Per una storia del ventennio giudiziario
Buccini è onesto ma, stranamente,
questo libro del trentennale non differisce da quello, collettivo, del ventennale, che coordinò allora come supplemento al “Corriere della sera”. Non si saprebbe
dire altro quindi che quanto se ne scrisse all’epoca, il 18 febbraio 2012 - con
una minima aggiunta, anzi con due:
“Il volume, ricostruzioni della scena d’allora e
commenti d’epoca delle migliori penne, si vuole celebrativo, ma finisce per
ampliare i dubbi sul significato storico (politico) di Mani Pulite. Sia negli
effetti. Sul diritto: Ainis dice Mani Pulite “una sagra”, con abuso, della leva
penale, “tanto da sommergerci con 35 mila fattispecie di reato”, mentre gli
avvocati sono descritti colpevolmente impegnati a far confessare qualcosa ai
clienti, per la benevolenza dei giudici. Su Milano: Aldo Bonomi si smarrisce su
Milano allora e oggi, col giustizialismo, i capestri, Bossi e tutto, a meno che
non se ne senta gravato. Sia sui presupposti. In particolare, qui, sulla funzione
della stampa accanto a quella già controversa dei giudici.

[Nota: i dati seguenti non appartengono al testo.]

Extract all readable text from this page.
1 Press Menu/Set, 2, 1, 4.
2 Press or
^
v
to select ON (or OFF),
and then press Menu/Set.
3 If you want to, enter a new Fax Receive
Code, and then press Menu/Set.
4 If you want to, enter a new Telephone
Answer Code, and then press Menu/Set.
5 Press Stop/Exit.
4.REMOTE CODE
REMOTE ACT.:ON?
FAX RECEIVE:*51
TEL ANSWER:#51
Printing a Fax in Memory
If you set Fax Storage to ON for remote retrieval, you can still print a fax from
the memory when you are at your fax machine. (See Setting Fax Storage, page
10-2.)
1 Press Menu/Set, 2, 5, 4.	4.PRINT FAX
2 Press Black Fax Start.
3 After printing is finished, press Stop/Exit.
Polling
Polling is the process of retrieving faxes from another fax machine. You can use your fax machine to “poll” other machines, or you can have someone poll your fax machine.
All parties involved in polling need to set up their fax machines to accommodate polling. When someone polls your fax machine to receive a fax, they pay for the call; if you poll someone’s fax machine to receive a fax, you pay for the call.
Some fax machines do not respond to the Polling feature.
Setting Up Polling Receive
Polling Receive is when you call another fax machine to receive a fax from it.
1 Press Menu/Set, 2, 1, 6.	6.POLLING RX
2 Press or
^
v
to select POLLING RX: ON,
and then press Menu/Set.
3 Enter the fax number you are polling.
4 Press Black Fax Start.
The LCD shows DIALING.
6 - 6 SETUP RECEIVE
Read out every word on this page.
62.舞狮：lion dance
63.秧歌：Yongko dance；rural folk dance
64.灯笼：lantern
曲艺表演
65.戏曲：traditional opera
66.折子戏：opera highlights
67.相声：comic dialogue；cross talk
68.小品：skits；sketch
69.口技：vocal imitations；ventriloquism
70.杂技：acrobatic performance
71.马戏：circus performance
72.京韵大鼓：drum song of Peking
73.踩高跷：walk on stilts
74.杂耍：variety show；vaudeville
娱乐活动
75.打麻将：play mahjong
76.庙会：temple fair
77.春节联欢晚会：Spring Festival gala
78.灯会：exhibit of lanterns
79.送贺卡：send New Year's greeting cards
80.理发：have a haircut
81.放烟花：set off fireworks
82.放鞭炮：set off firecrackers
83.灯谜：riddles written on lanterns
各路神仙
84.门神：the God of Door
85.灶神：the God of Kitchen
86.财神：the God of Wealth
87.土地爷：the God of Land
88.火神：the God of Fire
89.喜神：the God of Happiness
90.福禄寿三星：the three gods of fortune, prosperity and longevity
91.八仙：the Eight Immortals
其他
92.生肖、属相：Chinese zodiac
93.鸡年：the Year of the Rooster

“Goffredo Buccini, che dei giudici non nasconde
niente, si dice testimone di “grida di giubilo in sala stampa quando arrivò la
notizia che a Craxi era stato consegnato il primo avviso di reato”. Ma di suo,
avendo procacciato al giornale l’anteprima del famoso avviso di reato, poi
finito nel nulla, che fece cadere il primo governo Berlusconi nell’ottobre del
1994, assicura che non dirà mai la sua fonte: non gli viene il sospetto che sia
stato strumentalizzato (il suo giornale lo è stato fin dai tempi di piazza
Fontana)? Mentre il colpevolista Ferrarella produce una statistica di cui non
sembra valutare la gravità: che solo due su cinque perseguiti risultarono colpevoli (e ancora: non dice che molti, la metà?, di quei due, condannati in una qualche
stazione penale, furono alla fine assolti).
“C’è anche integrale la lettera che Moroni inviò
a Napolitano, in qualità di presidente della Camera, senza risposta, prima del
suicidio, nella quale si dice vittima di un “processo “sommario e violento”, e
di una “decimazione” – come le facevano gli hitleriani. Mancano i pronunciamentos dei
giudici, ma quelli non li difendono nemmeno i giudici, qualcuno anzi comincia a
pentirsi”.
I giudici cominciano a pentirsi, i giornalisti
no. Non vogliono che piangiamo sui giornali, specie in estinzione causa gossip, vizio inguaribile?
Nessun analista, nessuno storico ha valutato,
invitato a valutare, avanzato l’esigenza di valutare, il danno immenso causato
da Borrelli&Co. all’Italia tutta. Non in ossequio alla legge, ma per la
(miserabile) carriera di cinque giudici, tutti più o meno finiti male e malissimo. Anche Colombo nel suo piccolo, dimesso e pentito. Anche il pianista Borrelli, congiunto
da ultimo a Guido Rossi, l’avvocato comunista dei ricchi. E per un ordine
giudiziario più fascista che sotto Mussolini. Quante sentenze politiche a Milano, a partire
dal processo Sofri? Sicuramente molte di più, e più cattive. nel ventennio fino
alla caduta di Di Pietro che sotto Mussolini.